Moneyland: The Inside Story of the Crooks and Kleptocrats who Rule the World by Oliver Bullough


Inequality is likely second only to climate change on the list of defining issues of today, and this book approaches the issue from a unique angle.

There are dozens of books about rich people behaving badly, and the ideas of tax havens, offshore accounts, holding companies and multiple citizenship all work their way into the plots of movies and tv shows. But how and why did those things come to exist? How exactly did our system evolve to this point, where uber-rich business people, russisan oligarchs and corrupt leaders of resource-rich African nations are all part of the same social club? This is Moneyland — a constantly changing collection of jurisdictions with privacy laws, reporting structures and corrupt systems that enable all kinds of unsavoury folk to hide money from tax authorities, governments or citizens of exploited countries.

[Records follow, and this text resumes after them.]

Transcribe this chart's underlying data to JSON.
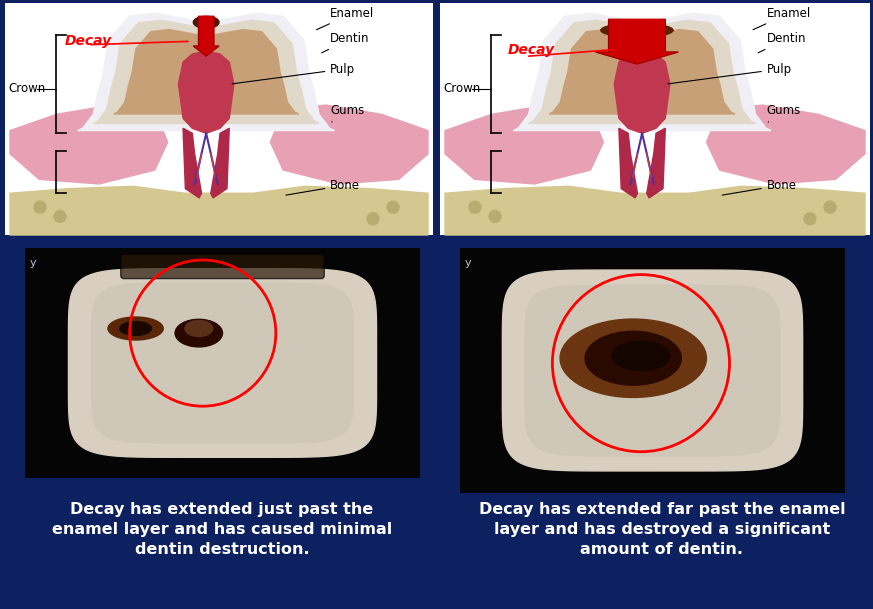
{
  "background_color": "#0d2060",
  "fig_width": 8.73,
  "fig_height": 6.09,
  "dpi": 100,
  "text_color": "#ffffff",
  "left_caption_line1": "Decay has extended just past the",
  "left_caption_line2": "enamel layer and has caused minimal",
  "left_caption_line3": "dentin destruction.",
  "right_caption_line1": "Decay has extended far past the enamel",
  "right_caption_line2": "layer and has destroyed a significant",
  "right_caption_line3": "amount of dentin.",
  "caption_fontsize": 11.5,
  "diagram_bg": "#ffffff",
  "photo_bg": "#000000",
  "enamel_color": "#e8e8f0",
  "enamel_inner": "#d4cfc8",
  "dentin_color": "#c8a87a",
  "pulp_color": "#c84060",
  "gum_color": "#e8a0b0",
  "root_dark": "#8b1a2a",
  "decay_small_color": "#5a1a00",
  "decay_large_color": "#3a0a00",
  "bone_color": "#d4c898",
  "nerve_color": "#6040c0",
  "blood_color": "#c03030"
}
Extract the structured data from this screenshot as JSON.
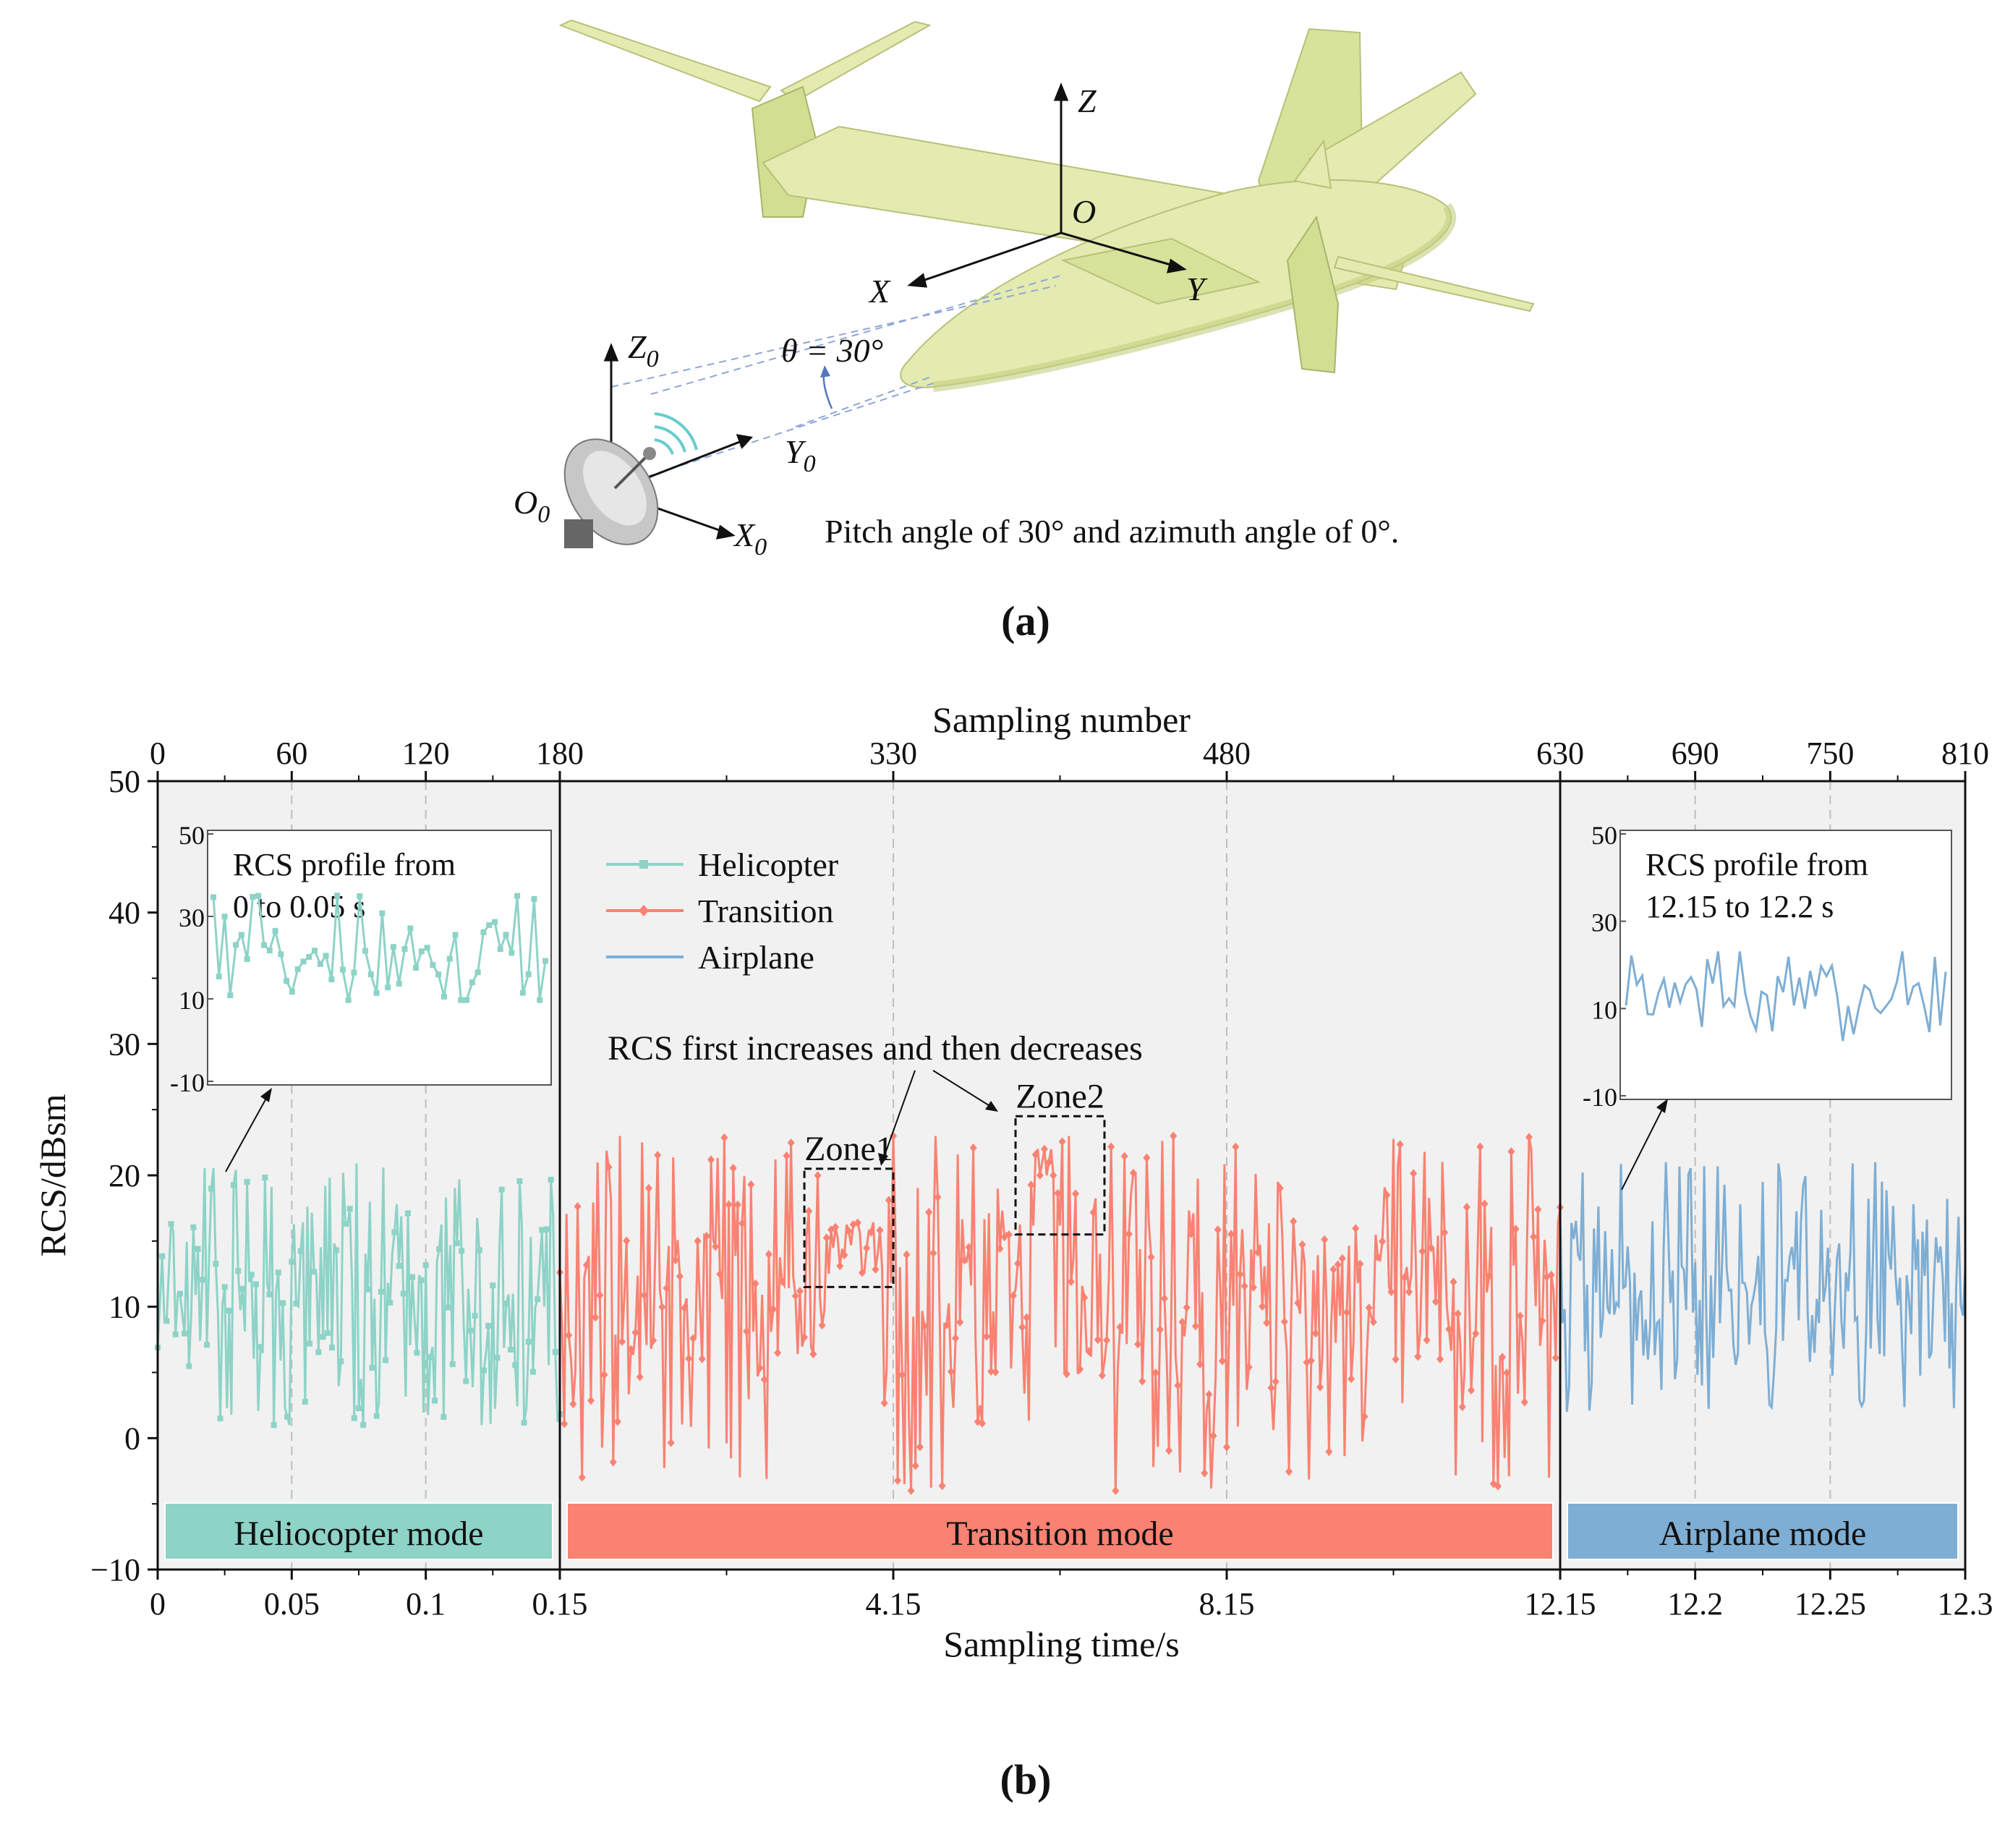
{
  "panel_a": {
    "label": "(a)",
    "axes_aircraft": {
      "z": "Z",
      "x": "X",
      "y": "Y",
      "origin": "O"
    },
    "axes_radar": {
      "z": "Z",
      "x": "X",
      "y": "Y",
      "origin": "O",
      "sub": "0"
    },
    "theta_label": "θ = 30°",
    "caption": "Pitch angle of 30° and azimuth angle of 0°.",
    "colors": {
      "aircraft": "#e3ebb0",
      "aircraft_shade": "#c3cf80",
      "dashed_los": "#8fa6d6"
    }
  },
  "chart_data": {
    "type": "line",
    "panel_label": "(b)",
    "xlabel": "Sampling time/s",
    "x2label": "Sampling number",
    "ylabel": "RCS/dBsm",
    "ylim": [
      -10,
      50
    ],
    "yticks": [
      "50",
      "40",
      "30",
      "20",
      "10",
      "0",
      "−10"
    ],
    "sample_ticks": [
      "0",
      "60",
      "120",
      "180",
      "330",
      "480",
      "630",
      "690",
      "750",
      "810"
    ],
    "time_ticks": [
      "0",
      "0.05",
      "0.1",
      "0.15",
      "4.15",
      "8.15",
      "12.15",
      "12.2",
      "12.25",
      "12.3"
    ],
    "segments": [
      {
        "name": "Heliocopter mode",
        "time_range": [
          0,
          0.15
        ],
        "samples": [
          0,
          180
        ],
        "color": "#8dd3c7"
      },
      {
        "name": "Transition mode",
        "time_range": [
          0.15,
          12.15
        ],
        "samples": [
          180,
          630
        ],
        "color": "#f98272"
      },
      {
        "name": "Airplane mode",
        "time_range": [
          12.15,
          12.3
        ],
        "samples": [
          630,
          810
        ],
        "color": "#7eaed4"
      }
    ],
    "series": [
      {
        "name": "Helicopter",
        "color": "#8dd3c7",
        "marker": "square",
        "mean": 9.5,
        "range": [
          1,
          21
        ]
      },
      {
        "name": "Transition",
        "color": "#f98272",
        "marker": "diamond",
        "mean": 10.5,
        "range": [
          -4,
          23
        ]
      },
      {
        "name": "Airplane",
        "color": "#7eaed4",
        "marker": "none",
        "mean": 11,
        "range": [
          2,
          21
        ]
      }
    ],
    "zones": [
      {
        "label": "Zone1",
        "sample_range": [
          290,
          330
        ],
        "rcs_range": [
          11.5,
          20.5
        ]
      },
      {
        "label": "Zone2",
        "sample_range": [
          385,
          425
        ],
        "rcs_range": [
          15.5,
          24.5
        ]
      }
    ],
    "annotation": "RCS first increases and then decreases",
    "insets": [
      {
        "title_line1": "RCS profile from",
        "title_line2": "0 to 0.05 s",
        "yticks": [
          "50",
          "30",
          "10",
          "-10"
        ],
        "series": "Helicopter",
        "mean": 20,
        "range": [
          10,
          35
        ]
      },
      {
        "title_line1": "RCS profile from",
        "title_line2": "12.15 to 12.2 s",
        "yticks": [
          "50",
          "30",
          "10",
          "-10"
        ],
        "series": "Airplane",
        "mean": 14,
        "range": [
          3,
          23
        ]
      }
    ]
  }
}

Bullough is a great writer and researcher, who leans on history, geopolitics and economics as well as Fredrick Forsythe, Goldfinger, and Say Yes to the Dress to help describe the mechanics of the world we live in.

He starts with Ukraine — former President Viktor Yanukovich was clearly corrupt and had real estate holdings that didn’t make sense for a person of his stature. From there he zooms in to how the culture of bribery infiltrates nearly every system in the country, and out to how the broader economy and political structure of Europe enables it.

He skewers the Western concept of the ‘developing country’ — while it’s common to think of poor countries simply at a different place on the timeline that eventually leads to liberal democracy, that’s not the case at all, and in many ways it’s the liberal democracies that make and maintain that system.

He comees at the tax system both internationally (Swiss and Cayman bank accounts) and in the United States (real estate in NY and Florida, bizarre tax laws in Arizona and South Dakota), and the hypocrisy of America’s expectations for financial transparency from other countries while not providing the same.

Through it all, the theme is clear: the rich operate by a different set of rules than the rest, and that’s by design. And while some steps have been taken in recent years to rein them in, there seems to be no shortage of new schemes and structures to continue enabling it. The book is funny and infuriating. It’s exhaustive, but not exhausting. It’s actually entertaining.